Tony Parker had a deep baritone -- the kind of voice that moved people to say "You should be on the radio." After getting a master's degree in economics at Bradley University in Peoria, Ill., the World War II veteran obliged, starting on the radio in central Illinois and serving Minnesota sports fans for decades as a TV sports announcer.
Parker, of Prior Lake, died Thursday of complications from a fall. He was 84.
Shortly after getting his start in broadcasting, he was told that Oliveto, his Italian last name, "will never do," said his daughter Vicki Richards of Shakopee. So he went with the suggested Parker, although he never legally changed his name.
He came to Minnesota from Illinois in 1955 for a job as sports anchor at what is now KMSP-TV, Channel 9. For decades, Parker was there, including when the Vikings and North Stars came to town and when the Minnesota Twins lost the 1965 World Series.

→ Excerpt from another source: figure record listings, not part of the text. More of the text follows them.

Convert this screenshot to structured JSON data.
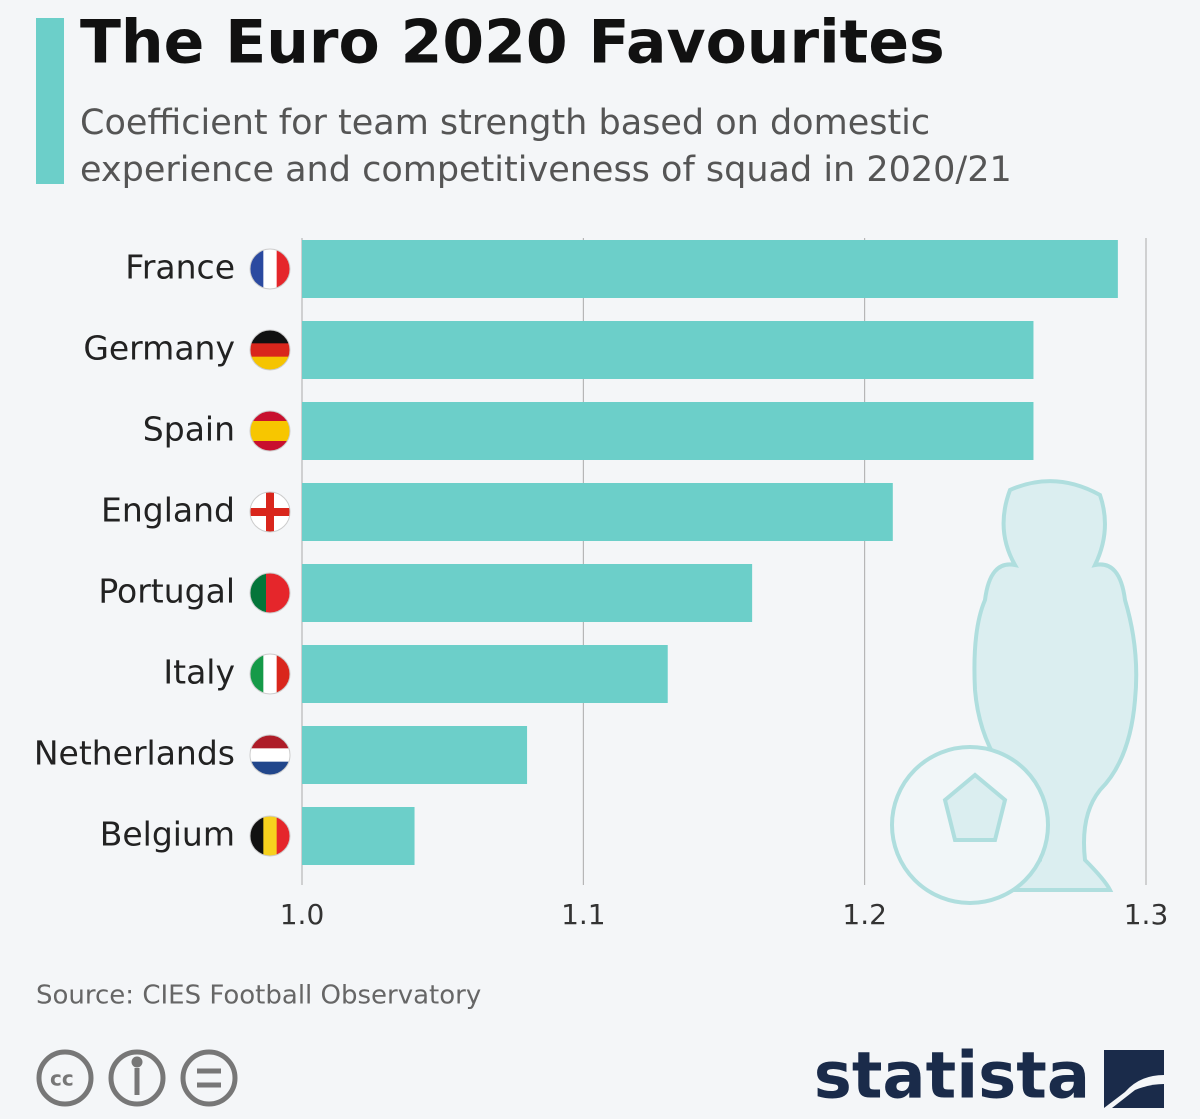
{
  "chart_data": {
    "type": "bar",
    "orientation": "horizontal",
    "title": "The Euro 2020 Favourites",
    "subtitle": [
      "Coefficient for team strength based on domestic",
      "experience and competitiveness of squad in 2020/21"
    ],
    "categories": [
      "France",
      "Germany",
      "Spain",
      "England",
      "Portugal",
      "Italy",
      "Netherlands",
      "Belgium"
    ],
    "values": [
      1.29,
      1.26,
      1.26,
      1.21,
      1.16,
      1.13,
      1.08,
      1.04
    ],
    "color": "#6ccfc9",
    "xlim": [
      1.0,
      1.3
    ],
    "xticks": [
      {
        "value": 1.0,
        "label": "1.0"
      },
      1.1,
      1.2,
      1.3
    ],
    "grid": true,
    "source": "Source: CIES Football Observatory",
    "brand": "statista"
  }
}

There was a time when he flew to New York to conduct interviews for ABC Sports. He had a chance to move there but "didn't want to move the family," daughter Paula Hughes of Bloomington said.
Born in Chicago, Parker met and married his wife, Phyllis, when they were teens; they were married 63 years and raised four daughters. Later in life, he spent much of his time attending his grandchildren's school and sporting events and taking them to games.

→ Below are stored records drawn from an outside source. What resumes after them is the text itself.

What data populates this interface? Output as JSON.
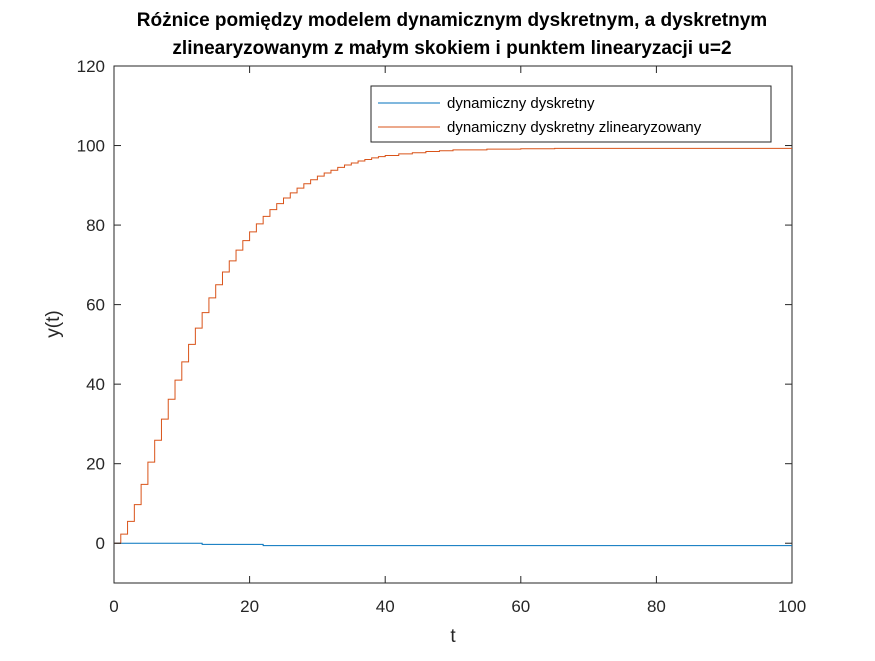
{
  "chart_data": {
    "type": "line",
    "title_lines": [
      "Różnice pomiędzy modelem dynamicznym dyskretnym, a dyskretnym",
      "zlinearyzowanym z małym skokiem i punktem linearyzacji u=2"
    ],
    "xlabel": "t",
    "ylabel": "y(t)",
    "xlim": [
      0,
      100
    ],
    "ylim": [
      -10,
      120
    ],
    "x_ticks": [
      0,
      20,
      40,
      60,
      80,
      100
    ],
    "y_ticks": [
      0,
      20,
      40,
      60,
      80,
      100,
      120
    ],
    "grid": false,
    "legend_position": "top-right",
    "step_plot": true,
    "series": [
      {
        "name": "dynamiczny dyskretny",
        "color": "#0072bd",
        "x": [
          0,
          13,
          22,
          100
        ],
        "y": [
          0,
          -0.3,
          -0.6,
          -0.6
        ]
      },
      {
        "name": "dynamiczny dyskretny zlinearyzowany",
        "color": "#d95319",
        "x": [
          0,
          1,
          2,
          3,
          4,
          5,
          6,
          7,
          8,
          9,
          10,
          11,
          12,
          13,
          14,
          15,
          16,
          17,
          18,
          19,
          20,
          21,
          22,
          23,
          24,
          25,
          26,
          27,
          28,
          29,
          30,
          31,
          32,
          33,
          34,
          35,
          36,
          37,
          38,
          39,
          40,
          42,
          44,
          46,
          48,
          50,
          55,
          60,
          65,
          70,
          80,
          90,
          100
        ],
        "y": [
          0,
          2.3,
          5.5,
          9.7,
          14.8,
          20.4,
          25.9,
          31.2,
          36.2,
          41.0,
          45.6,
          50.0,
          54.1,
          58.0,
          61.7,
          65.0,
          68.2,
          71.0,
          73.7,
          76.1,
          78.3,
          80.3,
          82.2,
          83.9,
          85.4,
          86.8,
          88.1,
          89.3,
          90.4,
          91.4,
          92.3,
          93.1,
          93.8,
          94.5,
          95.1,
          95.6,
          96.1,
          96.5,
          96.9,
          97.2,
          97.5,
          97.9,
          98.2,
          98.5,
          98.7,
          98.9,
          99.1,
          99.2,
          99.3,
          99.3,
          99.3,
          99.3,
          99.3
        ]
      }
    ]
  }
}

After KMSP-TV, he moved to WCCO-TV, Channel 4, where he covered high school hockey, among other things. There, Parker met Mike Max, now sports anchor for WCCO-TV and radio.
Over onion rings at Burger King, Parker mentored Max, telling him: "Don't sell your soul for the business because there's too many other things in life. ... He'd talk about how important his family was to him and raising his daughters," Max recalled.
And while the times changed, Parker didn't. "He was the old-fashioned sportscaster. He had the deep baritone, great pipes, you know. And he'd always say when I produced for him when I was younger, 'Nothing fancy, just the facts.' ... He just wanted to do a real straightforward, old-fashioned sportscast."
He could even announce a Lakers game from the studio, doing play-by-play using information coming over a ticker tape.
Parker also taught sportswriting and broadcast journalism at St. Cloud State University. He kept his foot in the business after retirement, writing for Bob Lurtsema's Viking Update.
He was preceded in death by his wife, lovingly known as "Paul." Besides daughters Vicki and Paula, he is also survived by daughters Beth Oliveto of Gardnerville, Nev., and Tracey Oliveto, of Carrboro, N.C.; five grandchildren and one great-granddaughter.
A memorial service will be held at 5 p.m. July 14, with visitation at 3:30 p.m. at Washburn-McReavy Edina Chapel.